The Song of Tire Irons

By Neel Krishnaswami (neelk@alum.mit.edu)

**Flaming
Feather**

I was feeling pissed, even though I mostly liked Earth duty. For one thing, it's not Hell -- don't laugh, it's true. For another, the boss is petty, infinitely vindictive, and with more experience hurting people than any million other people combined, so distance between my intact skin and the Home Office is a damn fine thing.

But I digress: the only downside to Earth duty is angels, but it's a doozy. And in point of fact, an angel was the very reason I was pissed. Fortunately, I was about to feel a lot better: the angel had somehow gotten the notion that I was tired of my evil ways, and had come to evangelize the glories of kissing God's big white butt. Back in reality, I was actually planning on evangelizing the glories of shooting my enemies in the face with .357 magnums.

So, the scene was this: we were in my office, and she was on one side of my desk (made of real mahogany imported from an evil Burmese dictatorship, natch), and I was leaning back in my swivel chair with my legs on the desk and aforementioned .357 magnums pointed at Rainbow Brite. Such situations arise only very rarely, and I was not about to pass up the chance to gloat villainously. Frex: "You've been a bad little girl," "Your beauty gives me great pleasure, but your death will give me more," et cetera et cetera. You know the routine.

I was having a blast -- I even had some cool shades on, and a this wonderful black leather poser jacket -- when there was a great big DONG in the structure of the universe and the Whoopi Goldberg of the archangelic scene manifested in my office to lecture me on my evil ways and blast me back to the stone age. Before she could do either, I grinned my shark-grin (the one that I used up three drama coaches developing) and said the magic words.

It was WONDERFUL -- her terrible glory went out like I had shot a light bulb, and while she was looking confused, I vaulted over the desk, snagging the tire iron I had left on it, and beat Novalis to death. That's right -- I beat the frigging Archangel of Flowers to death with a tire iron. No, Strawberry Shortcake didn't do anything, because everything was supposed to get better once her archangel showed up. She didn't even resist when I shot her in the face with my .357 magnum.

The rest -- descending to Hell, breaking my Heart, and leaving a mash-note for the Game -- was straightforward. Easy as these things ever get, anyway. So I am my own boss now; captain of my destiny, master of my fate, all that crap. Yeah, and sure, I'll teach you how, too.




The Song of Tire Irons (all realms)

The Song of Tire Irons has a very simple effect: sing it, spend 1 Essence, and the target temporarily becomes a mundane human for a number of minutes equal to the check digit of the Song. Ordinary angels and demons are affected precisely as the Game's Humanity attunement, but for some reason Superiors become 5-Force humans with no ability to channel Essence. No, there's no known way to resist it.

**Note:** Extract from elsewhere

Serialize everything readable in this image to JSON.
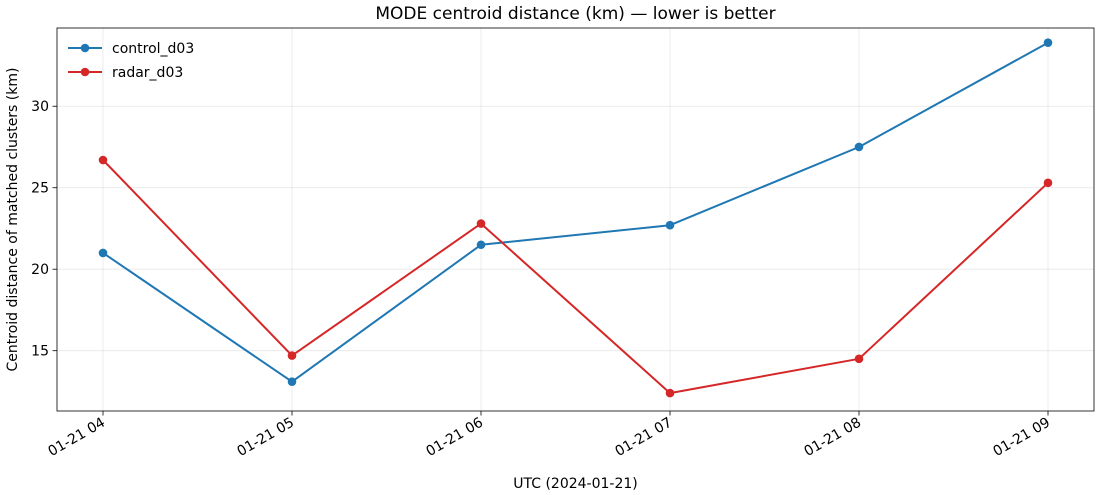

Its creator used it to beat Novalis to death with a tire iron (hence its name) before going Renegade and spreading it as fast as he could through the entire Infernal Underground. Both angels and demons know it now, though it is *extremely* popular among Renegades who want to give the finger to the universe and do what they will on Earth, completely immune from all consequences. It's not that good, but it's about as good as it gets.